Even the most advanced system depends on consistent use.

That raises practical questions:

• Will someone wear this every day?

• Does it fit naturally into their routine?

• Does it introduce friction or reduce it?

Designing with these questions in mind helps reduce the risk that systems will perform well in theory but struggle in practice.

System Level Integration

Data is only valuable if it moves through a clear path:

signal → interpretation → decision → action

Each step in that path needs to be considered.

How will clinicians interpret the data? How will it influence decisions? What actions will it trigger?

When these connections are defined early, the system is more likely to hold together as it scales.

Why This Moment Matters

The wearable health space is entering a phase where incremental improvements in sensors are no longer enough.

There is growing recognition that understanding human function requires a broader view. It requires systems that reflect how people actually live, move, and manage their conditions.
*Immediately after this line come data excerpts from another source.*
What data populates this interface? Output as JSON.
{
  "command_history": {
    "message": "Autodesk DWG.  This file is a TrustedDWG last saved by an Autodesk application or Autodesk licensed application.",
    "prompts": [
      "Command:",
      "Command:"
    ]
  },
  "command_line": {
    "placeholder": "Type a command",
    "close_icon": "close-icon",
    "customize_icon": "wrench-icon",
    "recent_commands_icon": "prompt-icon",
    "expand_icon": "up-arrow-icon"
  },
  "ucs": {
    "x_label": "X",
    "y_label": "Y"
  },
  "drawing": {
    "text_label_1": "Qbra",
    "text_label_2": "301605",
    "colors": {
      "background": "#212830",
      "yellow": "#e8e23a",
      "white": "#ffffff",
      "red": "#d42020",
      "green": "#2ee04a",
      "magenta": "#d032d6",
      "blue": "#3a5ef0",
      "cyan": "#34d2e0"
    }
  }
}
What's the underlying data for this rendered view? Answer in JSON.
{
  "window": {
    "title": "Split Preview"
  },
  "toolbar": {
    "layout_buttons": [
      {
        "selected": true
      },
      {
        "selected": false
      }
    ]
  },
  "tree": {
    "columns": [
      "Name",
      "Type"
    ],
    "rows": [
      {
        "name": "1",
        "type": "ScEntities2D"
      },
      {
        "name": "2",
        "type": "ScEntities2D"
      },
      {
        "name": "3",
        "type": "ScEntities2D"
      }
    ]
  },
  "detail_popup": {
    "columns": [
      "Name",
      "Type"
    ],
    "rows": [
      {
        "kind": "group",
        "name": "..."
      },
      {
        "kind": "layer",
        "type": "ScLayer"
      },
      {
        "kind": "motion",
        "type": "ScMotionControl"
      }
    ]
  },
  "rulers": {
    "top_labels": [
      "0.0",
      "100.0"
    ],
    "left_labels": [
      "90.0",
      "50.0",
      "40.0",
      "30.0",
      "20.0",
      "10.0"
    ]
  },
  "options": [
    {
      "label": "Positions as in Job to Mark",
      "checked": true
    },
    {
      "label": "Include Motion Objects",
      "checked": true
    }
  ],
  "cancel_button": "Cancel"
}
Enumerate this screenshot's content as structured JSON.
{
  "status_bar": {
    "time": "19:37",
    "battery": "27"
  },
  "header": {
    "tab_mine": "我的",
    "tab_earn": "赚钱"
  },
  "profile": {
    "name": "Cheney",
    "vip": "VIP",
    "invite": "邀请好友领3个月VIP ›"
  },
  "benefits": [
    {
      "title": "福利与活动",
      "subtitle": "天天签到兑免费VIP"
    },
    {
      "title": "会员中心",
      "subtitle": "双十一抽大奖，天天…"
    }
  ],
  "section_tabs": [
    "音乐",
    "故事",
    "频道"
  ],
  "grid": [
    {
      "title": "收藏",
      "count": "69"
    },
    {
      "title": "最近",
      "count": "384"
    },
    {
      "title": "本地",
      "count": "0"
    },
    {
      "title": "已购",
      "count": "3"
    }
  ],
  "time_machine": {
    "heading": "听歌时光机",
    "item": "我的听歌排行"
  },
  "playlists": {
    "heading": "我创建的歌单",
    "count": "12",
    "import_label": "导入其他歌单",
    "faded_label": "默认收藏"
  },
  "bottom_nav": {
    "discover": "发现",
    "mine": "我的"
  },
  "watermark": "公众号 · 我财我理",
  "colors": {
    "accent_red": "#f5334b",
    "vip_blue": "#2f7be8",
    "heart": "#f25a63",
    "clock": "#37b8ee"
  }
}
Conversations with teams building advanced wearable platforms reinforce this shift.

The limitations of single point sensing are becoming clearer, especially in complex conditions where function is distributed across the body and shaped by context.

At the same time, there is an opportunity.

By aligning sensing strategies with real world use, partners can build systems that:

• Are easier to adopt

• Generate more meaningful data

• Support clearer decision making

Closing Thought

Wearable health has made significant progress by making data more accessible.

The next phase will depend on making that data more meaningful.

For conditions like ALS, Parkinson’s, and Duchenne muscular dystrophy, that means designing systems that reflect the full picture of human function.

It means thinking beyond where sensors are placed, and focusing on how they fit into lives, workflows, and decisions.

That shift is already underway.

The question is how intentionally it is designed.